A pesar de las "piñericosas", a pesar de la persistente campaña en su contra, a pesar de ser un político más tolerado que querido, Piñera se entiende mejor con el Chile de hoy de lo que muchos creen. Tiene una conexión potente con la gente en el terreno del esfuerzo personal, en el valor de la meritocracia, en su opción por la familia, en su énfasis por la seguridad pública y en el aprecio a las oportunidades de superación. También la tiene en el optimismo. Piñera no conoce la depresión ni el desgano y su discurso nunca fue apocalíptico ni gimotero.
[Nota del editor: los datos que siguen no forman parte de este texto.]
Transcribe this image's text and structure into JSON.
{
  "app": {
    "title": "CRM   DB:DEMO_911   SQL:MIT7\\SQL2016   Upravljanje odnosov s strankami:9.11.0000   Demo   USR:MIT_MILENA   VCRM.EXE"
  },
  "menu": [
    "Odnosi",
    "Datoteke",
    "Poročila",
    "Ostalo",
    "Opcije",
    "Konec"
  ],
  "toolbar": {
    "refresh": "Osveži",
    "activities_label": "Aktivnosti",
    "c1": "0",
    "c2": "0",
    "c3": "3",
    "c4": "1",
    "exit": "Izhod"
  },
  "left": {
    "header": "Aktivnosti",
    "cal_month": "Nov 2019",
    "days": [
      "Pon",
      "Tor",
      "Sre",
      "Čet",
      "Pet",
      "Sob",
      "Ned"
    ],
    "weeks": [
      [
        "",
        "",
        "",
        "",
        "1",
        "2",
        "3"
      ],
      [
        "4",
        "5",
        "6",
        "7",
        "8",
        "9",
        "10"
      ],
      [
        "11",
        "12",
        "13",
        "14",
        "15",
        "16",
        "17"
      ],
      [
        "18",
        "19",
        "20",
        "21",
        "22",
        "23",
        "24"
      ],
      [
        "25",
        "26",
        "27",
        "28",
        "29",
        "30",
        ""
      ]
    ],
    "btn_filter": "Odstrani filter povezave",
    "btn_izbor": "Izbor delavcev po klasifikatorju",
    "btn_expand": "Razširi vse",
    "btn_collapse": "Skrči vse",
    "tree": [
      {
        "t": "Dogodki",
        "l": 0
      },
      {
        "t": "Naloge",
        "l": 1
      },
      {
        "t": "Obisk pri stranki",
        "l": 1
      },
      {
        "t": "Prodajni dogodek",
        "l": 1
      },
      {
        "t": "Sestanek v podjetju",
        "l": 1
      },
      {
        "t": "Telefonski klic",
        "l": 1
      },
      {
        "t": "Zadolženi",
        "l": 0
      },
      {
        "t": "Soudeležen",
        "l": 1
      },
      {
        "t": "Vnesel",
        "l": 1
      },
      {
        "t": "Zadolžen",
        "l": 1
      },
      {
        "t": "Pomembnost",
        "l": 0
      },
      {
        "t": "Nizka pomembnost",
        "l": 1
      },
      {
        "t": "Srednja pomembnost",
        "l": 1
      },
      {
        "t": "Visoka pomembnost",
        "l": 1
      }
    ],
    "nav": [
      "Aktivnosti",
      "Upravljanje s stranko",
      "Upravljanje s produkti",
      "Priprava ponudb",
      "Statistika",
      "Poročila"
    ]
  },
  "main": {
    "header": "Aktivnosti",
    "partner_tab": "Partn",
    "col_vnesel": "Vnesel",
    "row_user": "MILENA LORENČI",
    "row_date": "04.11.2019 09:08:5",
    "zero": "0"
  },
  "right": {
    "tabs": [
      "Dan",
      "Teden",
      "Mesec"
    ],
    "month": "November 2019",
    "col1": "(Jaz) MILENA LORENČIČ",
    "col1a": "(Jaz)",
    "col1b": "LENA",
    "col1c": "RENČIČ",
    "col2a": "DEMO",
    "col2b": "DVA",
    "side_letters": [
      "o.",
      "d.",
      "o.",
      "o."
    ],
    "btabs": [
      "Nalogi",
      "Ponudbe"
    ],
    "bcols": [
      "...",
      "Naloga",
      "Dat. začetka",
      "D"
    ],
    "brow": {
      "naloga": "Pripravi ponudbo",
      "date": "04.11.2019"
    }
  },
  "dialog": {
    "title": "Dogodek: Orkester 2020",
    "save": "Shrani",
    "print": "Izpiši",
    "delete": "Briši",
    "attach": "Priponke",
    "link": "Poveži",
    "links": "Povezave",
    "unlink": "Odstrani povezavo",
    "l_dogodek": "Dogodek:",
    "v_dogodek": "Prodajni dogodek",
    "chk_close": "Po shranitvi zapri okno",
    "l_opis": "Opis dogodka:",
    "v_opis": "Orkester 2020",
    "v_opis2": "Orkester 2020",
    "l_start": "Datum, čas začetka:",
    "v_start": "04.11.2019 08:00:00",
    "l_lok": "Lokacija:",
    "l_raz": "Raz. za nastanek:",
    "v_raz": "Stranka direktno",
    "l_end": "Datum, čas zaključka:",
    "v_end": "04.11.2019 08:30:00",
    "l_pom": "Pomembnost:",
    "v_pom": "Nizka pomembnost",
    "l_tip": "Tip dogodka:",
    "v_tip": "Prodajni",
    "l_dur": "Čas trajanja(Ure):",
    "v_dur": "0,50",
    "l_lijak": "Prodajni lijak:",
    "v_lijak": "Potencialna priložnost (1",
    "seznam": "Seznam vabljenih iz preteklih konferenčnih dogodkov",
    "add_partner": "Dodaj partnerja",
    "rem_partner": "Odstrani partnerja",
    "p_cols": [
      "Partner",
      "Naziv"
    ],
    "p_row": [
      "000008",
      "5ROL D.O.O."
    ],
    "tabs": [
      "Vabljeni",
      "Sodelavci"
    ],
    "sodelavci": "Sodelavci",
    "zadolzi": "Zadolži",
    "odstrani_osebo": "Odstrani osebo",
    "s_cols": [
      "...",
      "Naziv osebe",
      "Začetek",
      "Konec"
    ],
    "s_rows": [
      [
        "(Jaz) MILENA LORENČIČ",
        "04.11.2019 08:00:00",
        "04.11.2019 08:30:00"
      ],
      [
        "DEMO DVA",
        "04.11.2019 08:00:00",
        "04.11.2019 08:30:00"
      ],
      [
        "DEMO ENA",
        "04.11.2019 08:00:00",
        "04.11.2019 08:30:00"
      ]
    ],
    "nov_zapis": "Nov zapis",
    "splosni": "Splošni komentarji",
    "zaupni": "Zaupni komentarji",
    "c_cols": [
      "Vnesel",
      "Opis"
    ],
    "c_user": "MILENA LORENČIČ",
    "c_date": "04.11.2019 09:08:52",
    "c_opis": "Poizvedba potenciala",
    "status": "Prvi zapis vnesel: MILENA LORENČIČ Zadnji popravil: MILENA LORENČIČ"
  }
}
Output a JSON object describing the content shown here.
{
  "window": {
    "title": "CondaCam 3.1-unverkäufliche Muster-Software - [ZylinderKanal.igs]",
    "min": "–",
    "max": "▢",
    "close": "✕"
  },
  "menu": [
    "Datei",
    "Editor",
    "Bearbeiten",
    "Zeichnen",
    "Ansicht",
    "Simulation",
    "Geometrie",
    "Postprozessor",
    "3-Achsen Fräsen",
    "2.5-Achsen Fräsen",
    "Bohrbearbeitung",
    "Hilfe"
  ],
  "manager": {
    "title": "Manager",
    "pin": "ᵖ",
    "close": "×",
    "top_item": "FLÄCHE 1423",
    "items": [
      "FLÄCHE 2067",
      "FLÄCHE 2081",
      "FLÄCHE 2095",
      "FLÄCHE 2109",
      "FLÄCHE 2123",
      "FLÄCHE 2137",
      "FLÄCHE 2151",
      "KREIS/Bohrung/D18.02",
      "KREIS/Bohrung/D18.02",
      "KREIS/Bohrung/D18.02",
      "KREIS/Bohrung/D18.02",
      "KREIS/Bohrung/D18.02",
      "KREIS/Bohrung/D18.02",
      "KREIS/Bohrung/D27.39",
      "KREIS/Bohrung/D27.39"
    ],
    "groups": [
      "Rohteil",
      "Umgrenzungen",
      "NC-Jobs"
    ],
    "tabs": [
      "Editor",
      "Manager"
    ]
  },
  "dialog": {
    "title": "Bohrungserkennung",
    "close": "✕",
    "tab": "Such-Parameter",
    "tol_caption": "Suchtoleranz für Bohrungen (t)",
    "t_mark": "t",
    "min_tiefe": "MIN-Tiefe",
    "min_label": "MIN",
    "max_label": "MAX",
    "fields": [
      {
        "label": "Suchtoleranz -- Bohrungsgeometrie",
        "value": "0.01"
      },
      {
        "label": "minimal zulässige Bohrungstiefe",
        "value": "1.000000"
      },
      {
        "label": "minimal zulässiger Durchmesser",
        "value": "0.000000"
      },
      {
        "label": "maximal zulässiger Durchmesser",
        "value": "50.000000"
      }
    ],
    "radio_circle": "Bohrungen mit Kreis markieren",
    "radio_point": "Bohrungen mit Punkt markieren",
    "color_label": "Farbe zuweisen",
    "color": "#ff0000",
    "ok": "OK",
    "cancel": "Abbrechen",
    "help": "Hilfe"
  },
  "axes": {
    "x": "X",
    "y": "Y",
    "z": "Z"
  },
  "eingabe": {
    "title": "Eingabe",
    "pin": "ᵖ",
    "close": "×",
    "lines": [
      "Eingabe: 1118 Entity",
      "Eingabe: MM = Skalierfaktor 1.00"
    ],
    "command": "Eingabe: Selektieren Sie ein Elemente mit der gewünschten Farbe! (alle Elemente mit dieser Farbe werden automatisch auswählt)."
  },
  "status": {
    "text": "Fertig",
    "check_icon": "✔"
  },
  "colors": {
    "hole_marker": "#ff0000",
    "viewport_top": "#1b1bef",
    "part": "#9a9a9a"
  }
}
Clarificada la disyuntiva de ayer, al nuevo presidente le esperan varias otras. El país está complicado no solo por asuntos urgentes, sino también por inexcusables vacíos estratégicos de mediano y largo plazo. Los retos que vienen para él, para su coalición y para todo el sistema político serán muy desafiantes. Desde luego, más arduos que la campaña y también más fastidiosos y largos. Y ni siquiera tendrá derecho a quejarse, puesto que él se los buscó.